I was frustrated in my effort to go long today by scrambled roads and a mining operation athwart the damn trail (with a large "trespass and die" sign in a tree). My plan was to go as far up the Stonewall Creek trail as I could, but the mine (I didn't bother to violate the poster's warning, even though I'm guessing there was nobody up there to kill me) cut me off at about 2.5 miles.

There is another fork in the trail right there, but it goes to a ford, and I didn't feel like taking off my shoes, wading the sizable creek, then drying and proceeding, only to do it again on the return. Therefore I turned around and made it a short one.

Oh, and I mentioned scrambled roads. I'm not sure that's the case, in truth, but I did take a wrong turning (fool that I am, I took the "Stonewall Creek" turnoff, and all it did was dead-end in a small housing development in the woods. I wandered for another way to the creek and came face-to-face with a large logging operation, blocking the crummy road.

I went back to the main Beaver Creek Road and went farther up it, to the Park Creek turnoff, which, naturally, took me to Stonewall Creek. Go figure.

Anyway, I was surprised to see a lot of ripe huckleberries (it seems a little early). I photographed these before eating most of them.


I saw only one of these babies, but I sure did eat it. Nothing like wild strawberries! The fruit made the truncated run worthwhile.
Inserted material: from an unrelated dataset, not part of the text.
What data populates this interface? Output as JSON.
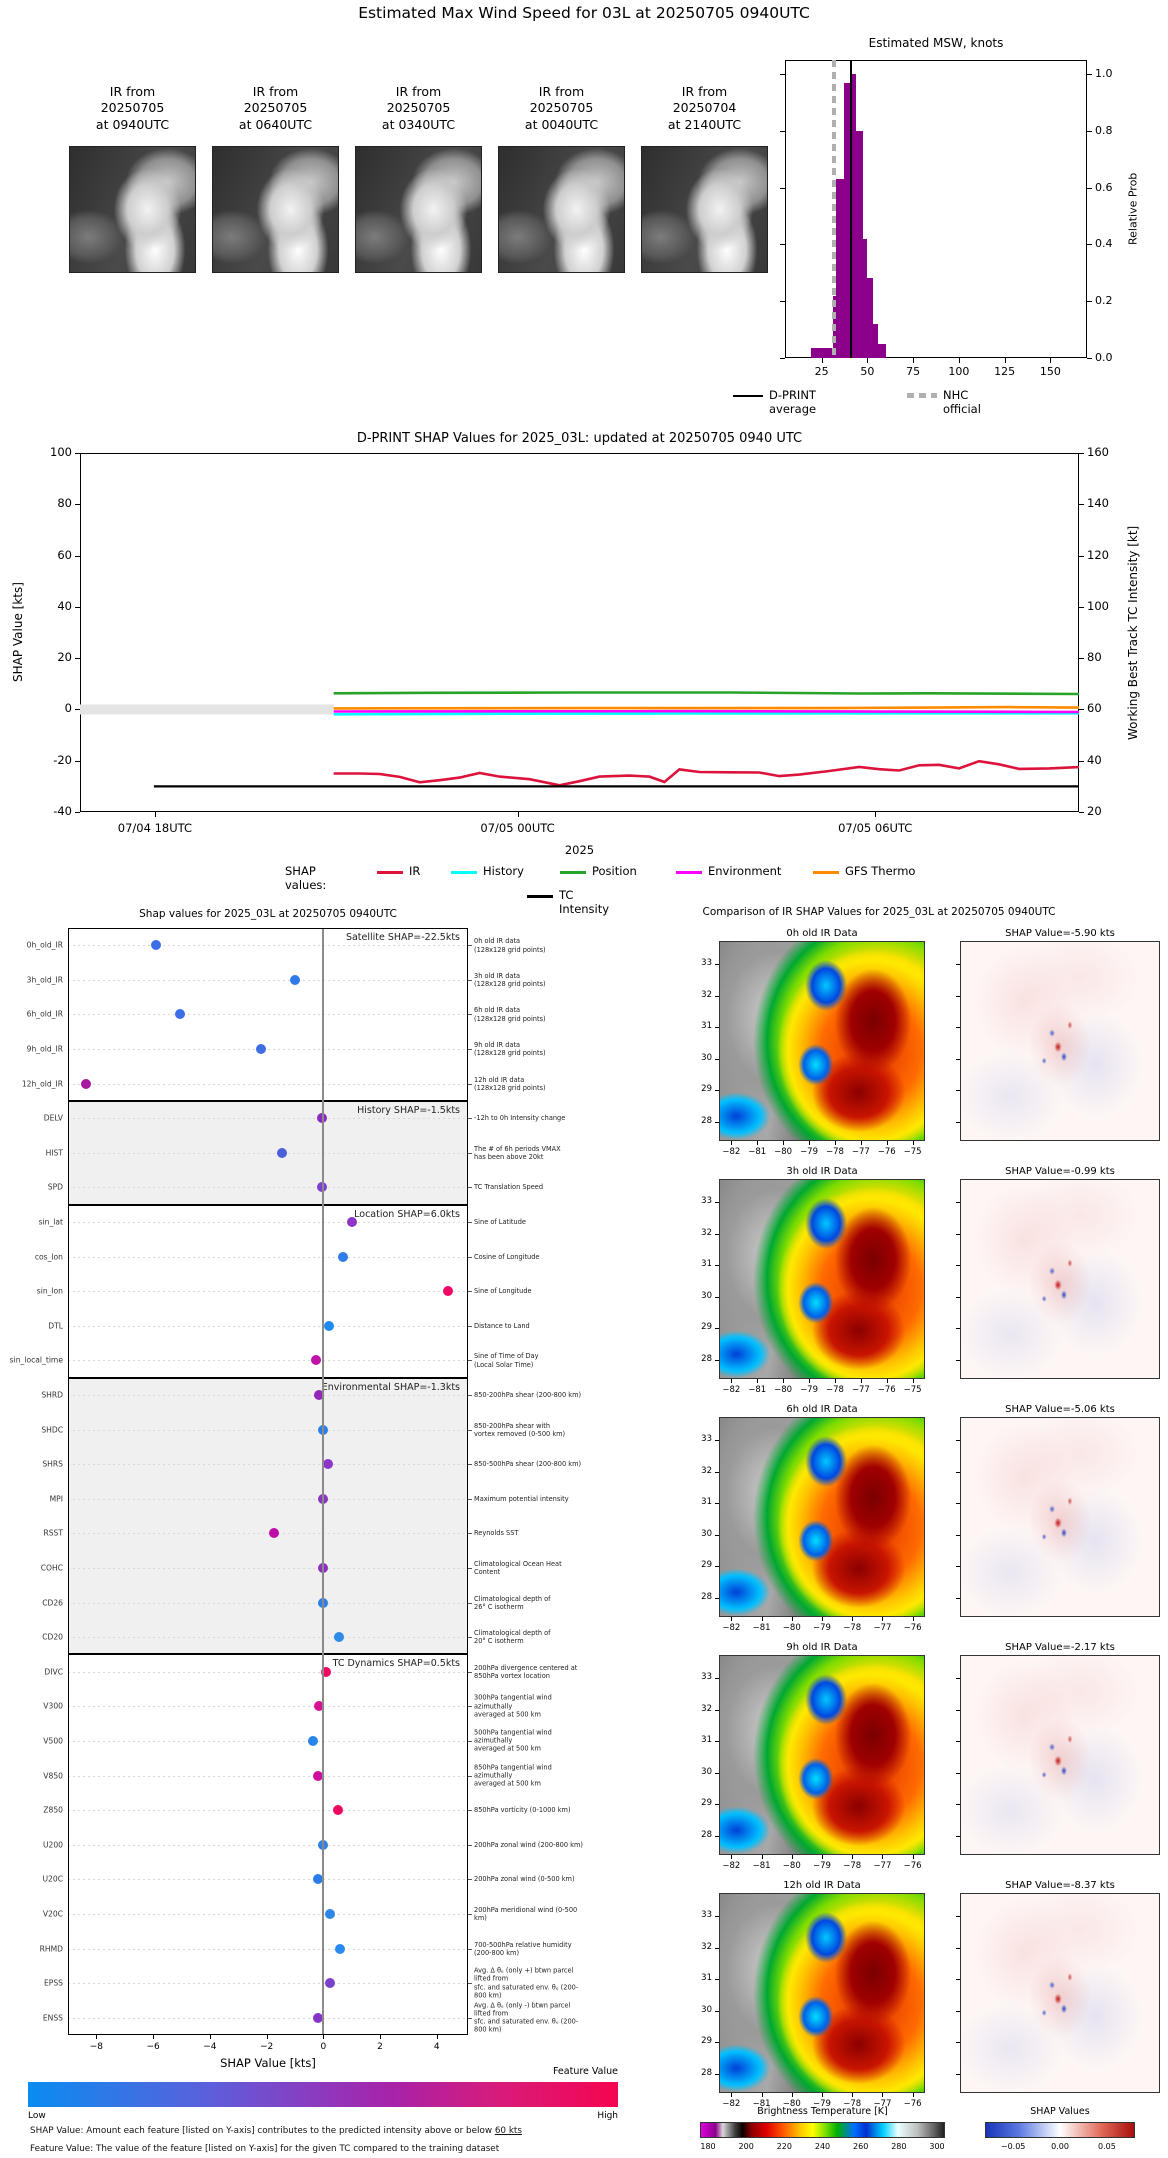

This will be plentiful before summer's out, but it's the first good example of fireweed I've seen so far this year. When you see a bunch of them (unlike this one, they do tend to grow in bunches), it's said to be good to make note of their locale, then return to it in early spring. The young shoots are reportedly as good or better than asparagus.


Just a little below the trespass sign there were several examples (such as this) of the miner's art: dredging. In typical miner fashion, this is not thought to be harmful. Doubt if anyone asked the fish or other biota. The dredge piles are old, probably dating back decades if not a century.

Anyway it was a nice morning, with wild fruit. Woot! Maybe I'll try a more likely spot to go long tomorrow.